Further Details on the Ruling!

There are three main pieces to the Interoperability and Patient Access ruling:

Patient Access API (Required July 1, 2021) – CMS-regulated payers are required to implement and maintain a secure, standards-based API that allows patients to easily access their claims and encounter information, including cost, as well as a defined subset of their clinical information through third-party applications of their choice.

Provider Directory API (Required July 1, 2021) – CMS-regulated payers are required by this portion of the rule to make provider directory information publicly available via a standards-based API. Through making this information available, third-party application developers will be able to create services that help patients find providers for specific care needs and clinicians find other providers for care coordination.

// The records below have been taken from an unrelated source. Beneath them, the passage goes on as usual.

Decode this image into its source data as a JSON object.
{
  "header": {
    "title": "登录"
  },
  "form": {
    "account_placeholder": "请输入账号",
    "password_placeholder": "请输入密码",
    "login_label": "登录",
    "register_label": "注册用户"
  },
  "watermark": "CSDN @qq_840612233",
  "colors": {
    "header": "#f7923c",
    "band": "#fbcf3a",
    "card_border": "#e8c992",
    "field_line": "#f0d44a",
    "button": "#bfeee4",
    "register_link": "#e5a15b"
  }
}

Payer-to-Payer Data Exchange (Required January 1, 2022) – CMS-regulated payers are required to exchange certain patient clinical data at the patient’s request with other payers.

Influencers and community projects to promote Interoperability

Da Vinci Project

Da Vinci stakeholders are industry leaders and health IT technical experts who are working together to accelerate the adoption of HL7 FHIR as the standard to support and integrate value-based care (VBC) data exchange across communities

Gravity Project

To create and maintain a consensus-building community to expand available SDOH (Social Detrimental of Health) core data for interoperability and accelerate standards-based information exchange by using HL7® FHIR®

CARIN

CARIN is committed to working closely with government leaders to enable consumers and their authorized caregivers to access more of their digital health information with less friction

Argonaut Project

Private sector initiative to rapidly develop a first-generation FHIR-based API and Core Data Services specification to enable expanded information sharing for EHR and other HIT based on Internet standards and architectural patterns and styles.